Whiteantlers May 3, 2019
I've never eaten ketchup spaghetti but my grandmother (one of the world's worst cooks) used to make something like it and told us kids it was a Great Depression dish. She would fry left over spaghetti flattened out like a pancake in bacon grease, browning both sides so they were quite dark. This got transferred to a plate, topped with cottage cheese and ketchup. I would not eat it. Ever. I did rely on ketchup and horseradish to help me get my Nana's cooking down because it was pretty much inedible otherwise.
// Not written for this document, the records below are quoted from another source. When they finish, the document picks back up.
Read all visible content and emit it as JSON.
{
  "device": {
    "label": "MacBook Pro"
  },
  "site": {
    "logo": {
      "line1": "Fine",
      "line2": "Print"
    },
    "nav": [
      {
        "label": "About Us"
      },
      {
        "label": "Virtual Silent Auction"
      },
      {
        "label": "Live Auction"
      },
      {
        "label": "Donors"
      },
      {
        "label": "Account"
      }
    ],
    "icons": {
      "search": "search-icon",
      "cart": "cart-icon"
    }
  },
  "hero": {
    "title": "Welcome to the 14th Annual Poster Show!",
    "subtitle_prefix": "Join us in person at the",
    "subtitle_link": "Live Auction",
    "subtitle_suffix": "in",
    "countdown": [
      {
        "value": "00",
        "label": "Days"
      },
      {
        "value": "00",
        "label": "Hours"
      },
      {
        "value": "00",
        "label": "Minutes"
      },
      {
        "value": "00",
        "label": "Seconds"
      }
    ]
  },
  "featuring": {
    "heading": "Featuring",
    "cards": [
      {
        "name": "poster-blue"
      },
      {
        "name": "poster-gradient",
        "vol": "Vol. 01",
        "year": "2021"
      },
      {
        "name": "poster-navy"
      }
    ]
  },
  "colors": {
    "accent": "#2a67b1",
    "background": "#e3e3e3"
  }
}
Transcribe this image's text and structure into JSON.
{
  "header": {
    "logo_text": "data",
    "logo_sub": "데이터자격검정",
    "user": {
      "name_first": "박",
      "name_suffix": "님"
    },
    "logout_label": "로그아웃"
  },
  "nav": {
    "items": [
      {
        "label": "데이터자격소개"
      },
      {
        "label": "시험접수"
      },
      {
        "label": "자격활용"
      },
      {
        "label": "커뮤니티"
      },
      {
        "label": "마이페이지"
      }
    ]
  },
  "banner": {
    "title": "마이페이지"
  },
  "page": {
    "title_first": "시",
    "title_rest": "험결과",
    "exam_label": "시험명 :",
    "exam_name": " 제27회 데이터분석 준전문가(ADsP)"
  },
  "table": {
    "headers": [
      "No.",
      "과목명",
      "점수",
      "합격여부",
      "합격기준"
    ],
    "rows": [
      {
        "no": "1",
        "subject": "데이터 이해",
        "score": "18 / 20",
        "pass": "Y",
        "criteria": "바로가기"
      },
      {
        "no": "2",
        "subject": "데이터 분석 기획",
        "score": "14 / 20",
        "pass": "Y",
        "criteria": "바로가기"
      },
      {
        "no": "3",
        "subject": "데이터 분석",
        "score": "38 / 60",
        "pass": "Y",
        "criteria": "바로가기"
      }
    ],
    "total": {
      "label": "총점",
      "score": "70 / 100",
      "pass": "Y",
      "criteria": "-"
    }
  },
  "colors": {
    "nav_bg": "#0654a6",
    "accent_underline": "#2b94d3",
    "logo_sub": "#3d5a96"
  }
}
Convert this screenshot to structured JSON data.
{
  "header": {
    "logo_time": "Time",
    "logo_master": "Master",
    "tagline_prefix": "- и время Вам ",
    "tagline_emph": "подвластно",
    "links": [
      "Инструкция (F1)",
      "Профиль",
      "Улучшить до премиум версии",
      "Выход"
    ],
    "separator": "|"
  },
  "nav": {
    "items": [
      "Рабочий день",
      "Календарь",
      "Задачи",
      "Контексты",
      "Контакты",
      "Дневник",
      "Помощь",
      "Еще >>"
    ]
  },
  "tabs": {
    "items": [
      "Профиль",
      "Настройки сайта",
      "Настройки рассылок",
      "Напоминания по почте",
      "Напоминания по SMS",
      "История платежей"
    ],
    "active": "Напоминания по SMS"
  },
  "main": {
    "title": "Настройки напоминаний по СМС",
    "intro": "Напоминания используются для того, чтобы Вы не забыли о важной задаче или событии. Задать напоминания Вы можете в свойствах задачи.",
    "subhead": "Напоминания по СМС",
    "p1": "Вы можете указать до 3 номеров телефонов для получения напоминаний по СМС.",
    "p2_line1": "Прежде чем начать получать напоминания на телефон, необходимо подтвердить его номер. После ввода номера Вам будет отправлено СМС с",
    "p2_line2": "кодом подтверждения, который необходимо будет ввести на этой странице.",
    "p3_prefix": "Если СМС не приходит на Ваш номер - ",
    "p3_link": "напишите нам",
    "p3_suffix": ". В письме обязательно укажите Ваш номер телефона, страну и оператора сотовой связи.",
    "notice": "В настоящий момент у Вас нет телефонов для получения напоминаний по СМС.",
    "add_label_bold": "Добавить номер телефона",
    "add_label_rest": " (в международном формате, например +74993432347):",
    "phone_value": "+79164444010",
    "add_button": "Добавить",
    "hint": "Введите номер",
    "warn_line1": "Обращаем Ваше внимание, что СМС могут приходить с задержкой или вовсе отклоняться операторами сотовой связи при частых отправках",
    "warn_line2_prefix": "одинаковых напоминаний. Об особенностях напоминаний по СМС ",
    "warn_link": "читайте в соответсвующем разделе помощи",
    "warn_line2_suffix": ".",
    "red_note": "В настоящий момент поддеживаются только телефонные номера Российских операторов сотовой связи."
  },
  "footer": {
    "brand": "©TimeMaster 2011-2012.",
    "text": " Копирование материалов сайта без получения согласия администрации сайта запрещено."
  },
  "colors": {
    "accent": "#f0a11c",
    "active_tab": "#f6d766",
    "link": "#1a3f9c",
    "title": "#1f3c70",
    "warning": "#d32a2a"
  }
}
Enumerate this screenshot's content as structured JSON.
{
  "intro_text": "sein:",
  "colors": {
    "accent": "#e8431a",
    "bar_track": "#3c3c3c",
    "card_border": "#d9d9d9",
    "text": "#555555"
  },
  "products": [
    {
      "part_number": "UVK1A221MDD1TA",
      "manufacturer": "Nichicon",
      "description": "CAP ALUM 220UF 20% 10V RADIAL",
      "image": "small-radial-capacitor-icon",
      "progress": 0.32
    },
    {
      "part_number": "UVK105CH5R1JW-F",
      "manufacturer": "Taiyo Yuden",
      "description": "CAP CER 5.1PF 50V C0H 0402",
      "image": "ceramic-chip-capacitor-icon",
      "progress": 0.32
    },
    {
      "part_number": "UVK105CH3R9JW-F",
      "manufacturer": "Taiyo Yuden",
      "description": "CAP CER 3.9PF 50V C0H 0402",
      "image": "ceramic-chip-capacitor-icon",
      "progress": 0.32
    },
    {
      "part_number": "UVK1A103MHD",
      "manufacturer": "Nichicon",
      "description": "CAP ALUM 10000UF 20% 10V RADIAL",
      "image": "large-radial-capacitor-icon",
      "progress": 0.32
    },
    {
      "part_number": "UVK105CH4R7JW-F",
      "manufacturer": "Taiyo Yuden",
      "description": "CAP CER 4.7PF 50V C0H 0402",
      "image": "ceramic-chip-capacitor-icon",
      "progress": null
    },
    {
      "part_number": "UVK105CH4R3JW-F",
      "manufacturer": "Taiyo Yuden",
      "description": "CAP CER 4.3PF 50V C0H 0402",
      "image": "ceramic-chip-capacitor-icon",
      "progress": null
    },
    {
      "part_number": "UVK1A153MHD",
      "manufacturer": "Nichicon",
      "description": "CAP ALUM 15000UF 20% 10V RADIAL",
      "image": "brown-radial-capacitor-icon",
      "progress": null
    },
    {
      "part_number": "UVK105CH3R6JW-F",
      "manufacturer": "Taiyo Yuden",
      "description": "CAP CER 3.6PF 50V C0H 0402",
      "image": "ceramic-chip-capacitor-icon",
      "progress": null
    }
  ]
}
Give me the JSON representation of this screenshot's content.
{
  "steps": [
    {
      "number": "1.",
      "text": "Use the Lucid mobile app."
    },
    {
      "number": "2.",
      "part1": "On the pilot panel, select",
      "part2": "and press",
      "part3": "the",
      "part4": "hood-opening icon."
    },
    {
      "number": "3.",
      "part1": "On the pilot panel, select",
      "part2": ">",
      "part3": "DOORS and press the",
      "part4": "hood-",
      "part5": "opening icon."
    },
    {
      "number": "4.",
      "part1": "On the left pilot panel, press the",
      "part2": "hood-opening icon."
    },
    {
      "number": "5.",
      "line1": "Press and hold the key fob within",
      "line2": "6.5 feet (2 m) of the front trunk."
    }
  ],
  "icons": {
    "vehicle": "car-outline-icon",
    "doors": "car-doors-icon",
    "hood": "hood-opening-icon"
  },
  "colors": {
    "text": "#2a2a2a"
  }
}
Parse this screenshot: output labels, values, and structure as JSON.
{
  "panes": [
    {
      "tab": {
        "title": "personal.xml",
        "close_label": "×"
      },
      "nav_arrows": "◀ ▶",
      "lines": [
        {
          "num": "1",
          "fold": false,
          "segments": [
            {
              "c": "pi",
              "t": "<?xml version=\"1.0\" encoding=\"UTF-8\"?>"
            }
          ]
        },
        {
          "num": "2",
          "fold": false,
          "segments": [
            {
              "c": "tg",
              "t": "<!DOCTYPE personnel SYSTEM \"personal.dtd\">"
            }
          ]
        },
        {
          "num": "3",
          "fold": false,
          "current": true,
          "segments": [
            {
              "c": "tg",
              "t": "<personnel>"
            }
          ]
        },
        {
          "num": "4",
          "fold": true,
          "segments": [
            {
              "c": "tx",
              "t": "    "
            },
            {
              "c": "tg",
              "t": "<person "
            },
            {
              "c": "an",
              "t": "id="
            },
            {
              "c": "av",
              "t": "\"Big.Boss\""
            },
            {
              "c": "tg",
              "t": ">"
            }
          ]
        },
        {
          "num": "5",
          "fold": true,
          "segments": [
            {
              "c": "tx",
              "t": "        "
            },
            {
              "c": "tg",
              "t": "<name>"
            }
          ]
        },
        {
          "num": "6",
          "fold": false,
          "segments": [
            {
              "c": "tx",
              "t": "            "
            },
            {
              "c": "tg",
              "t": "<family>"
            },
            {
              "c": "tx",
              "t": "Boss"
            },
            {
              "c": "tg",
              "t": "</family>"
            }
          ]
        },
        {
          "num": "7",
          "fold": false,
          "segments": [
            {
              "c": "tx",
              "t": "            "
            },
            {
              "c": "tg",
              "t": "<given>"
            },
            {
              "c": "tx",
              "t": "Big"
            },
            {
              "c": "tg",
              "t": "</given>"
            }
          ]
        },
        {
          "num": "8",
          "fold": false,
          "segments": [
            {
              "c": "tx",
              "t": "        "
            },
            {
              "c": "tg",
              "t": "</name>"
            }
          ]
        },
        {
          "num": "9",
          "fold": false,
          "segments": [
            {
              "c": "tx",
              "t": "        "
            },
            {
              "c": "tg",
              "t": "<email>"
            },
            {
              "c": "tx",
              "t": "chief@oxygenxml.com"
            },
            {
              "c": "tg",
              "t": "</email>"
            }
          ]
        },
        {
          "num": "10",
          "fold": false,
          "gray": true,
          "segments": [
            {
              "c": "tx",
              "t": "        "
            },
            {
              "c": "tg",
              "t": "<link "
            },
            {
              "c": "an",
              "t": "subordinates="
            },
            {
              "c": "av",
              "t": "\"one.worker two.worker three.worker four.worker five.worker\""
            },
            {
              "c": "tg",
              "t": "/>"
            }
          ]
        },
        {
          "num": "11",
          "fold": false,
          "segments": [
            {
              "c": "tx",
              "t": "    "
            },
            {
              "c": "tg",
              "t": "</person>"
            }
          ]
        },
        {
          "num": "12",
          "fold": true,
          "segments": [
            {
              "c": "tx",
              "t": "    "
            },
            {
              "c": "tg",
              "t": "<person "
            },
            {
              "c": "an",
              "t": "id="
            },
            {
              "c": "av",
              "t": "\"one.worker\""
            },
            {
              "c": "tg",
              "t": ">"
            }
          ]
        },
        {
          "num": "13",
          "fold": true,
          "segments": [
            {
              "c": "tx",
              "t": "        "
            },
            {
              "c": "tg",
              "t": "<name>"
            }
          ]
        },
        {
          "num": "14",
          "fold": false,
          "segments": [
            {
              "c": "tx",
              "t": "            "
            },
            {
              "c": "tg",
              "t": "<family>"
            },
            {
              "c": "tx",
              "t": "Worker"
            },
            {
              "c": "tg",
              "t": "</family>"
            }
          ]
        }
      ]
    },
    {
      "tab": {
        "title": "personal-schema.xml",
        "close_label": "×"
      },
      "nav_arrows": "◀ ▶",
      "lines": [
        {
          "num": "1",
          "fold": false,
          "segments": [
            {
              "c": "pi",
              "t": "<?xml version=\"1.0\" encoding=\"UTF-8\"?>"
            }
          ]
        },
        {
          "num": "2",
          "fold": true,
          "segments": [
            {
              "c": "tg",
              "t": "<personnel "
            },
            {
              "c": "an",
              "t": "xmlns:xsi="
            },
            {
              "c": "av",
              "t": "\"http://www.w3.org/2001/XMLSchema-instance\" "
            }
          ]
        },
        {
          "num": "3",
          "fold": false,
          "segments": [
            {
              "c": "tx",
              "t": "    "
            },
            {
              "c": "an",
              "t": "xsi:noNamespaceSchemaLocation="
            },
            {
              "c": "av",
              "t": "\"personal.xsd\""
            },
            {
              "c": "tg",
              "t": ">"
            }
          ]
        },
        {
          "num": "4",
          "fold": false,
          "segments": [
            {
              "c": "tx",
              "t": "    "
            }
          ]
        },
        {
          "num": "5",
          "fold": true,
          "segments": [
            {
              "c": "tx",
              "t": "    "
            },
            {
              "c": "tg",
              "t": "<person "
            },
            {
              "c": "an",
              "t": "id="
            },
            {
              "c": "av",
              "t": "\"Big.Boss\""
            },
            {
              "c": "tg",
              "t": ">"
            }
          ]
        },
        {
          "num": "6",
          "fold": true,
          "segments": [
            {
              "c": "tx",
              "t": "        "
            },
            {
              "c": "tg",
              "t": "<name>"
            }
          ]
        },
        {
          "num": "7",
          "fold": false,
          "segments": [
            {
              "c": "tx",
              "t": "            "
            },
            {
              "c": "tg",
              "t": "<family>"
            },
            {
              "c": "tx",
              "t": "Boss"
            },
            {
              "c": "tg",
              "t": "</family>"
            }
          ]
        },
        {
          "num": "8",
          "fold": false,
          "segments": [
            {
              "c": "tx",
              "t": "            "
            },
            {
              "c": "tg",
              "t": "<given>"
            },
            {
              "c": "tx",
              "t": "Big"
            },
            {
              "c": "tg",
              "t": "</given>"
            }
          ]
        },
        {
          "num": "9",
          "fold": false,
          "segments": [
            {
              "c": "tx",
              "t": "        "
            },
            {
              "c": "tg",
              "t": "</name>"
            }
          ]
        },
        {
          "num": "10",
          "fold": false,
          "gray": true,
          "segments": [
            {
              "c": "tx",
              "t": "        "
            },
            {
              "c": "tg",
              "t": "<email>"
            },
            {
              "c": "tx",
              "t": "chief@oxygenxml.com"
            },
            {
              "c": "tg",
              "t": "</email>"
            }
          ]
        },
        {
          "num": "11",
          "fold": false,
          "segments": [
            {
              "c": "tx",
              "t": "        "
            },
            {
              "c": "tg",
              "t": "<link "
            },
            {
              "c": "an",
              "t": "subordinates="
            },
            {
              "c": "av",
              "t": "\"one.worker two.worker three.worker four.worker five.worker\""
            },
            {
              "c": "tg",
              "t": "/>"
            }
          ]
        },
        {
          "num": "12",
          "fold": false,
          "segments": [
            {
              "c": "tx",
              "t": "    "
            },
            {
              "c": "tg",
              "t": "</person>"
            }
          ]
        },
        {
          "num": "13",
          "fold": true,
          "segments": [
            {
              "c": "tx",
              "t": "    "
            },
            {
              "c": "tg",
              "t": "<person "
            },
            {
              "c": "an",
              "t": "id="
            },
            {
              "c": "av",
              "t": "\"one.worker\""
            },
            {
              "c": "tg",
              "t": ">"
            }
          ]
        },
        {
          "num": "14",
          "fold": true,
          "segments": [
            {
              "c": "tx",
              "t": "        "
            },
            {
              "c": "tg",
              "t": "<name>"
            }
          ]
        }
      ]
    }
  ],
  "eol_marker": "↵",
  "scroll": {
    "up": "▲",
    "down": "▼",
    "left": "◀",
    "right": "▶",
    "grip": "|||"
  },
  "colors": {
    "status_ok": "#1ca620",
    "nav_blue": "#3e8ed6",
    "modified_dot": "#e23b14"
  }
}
As a result, I grew up thinking of ketchup as something that was a necessity to cover the taste of vile food rather than a complementary condiment.

My sister shocked me once when I invited her over to dinner with her ketchup request. This was in the early 70s and I was learning Cantonese cooking. I'd made several dishes and a large pot of steamed rice. I brought everything to the table family style and sat down to enjoy the food. My sister served herself then sat expectantly without touching anything. I asked what she needed and she asked, "Where's the ketchup?" I said it was in the fridge, where it belonged, but she would not eat anything until I brought it out and she mixed it generously into each of her dishes. Is this a thing?! I was aghast.

Finally, Eric, as a food historian, do you think ketjap manis, the Indonesian condiment composed of soy sauce, palm sugar and seasonings like garlic, ginger, dried chiles, curry leaves and star anise is distantly related to American ketchup?
Eric K. May 4, 2019
I love hearing your side of the ketchup story. For what it's worth, I'd totally eat your Nana's cottage cheese/ketchup spaghetti cake. Sounds DELICIOUS.

Re: ketjap manis, great question. I'm not finding any historical/culinary connection, but I bet it's related to the table fish sauce that inspired English colonists to make mushroom ketchup -> then later, tomato ketchup.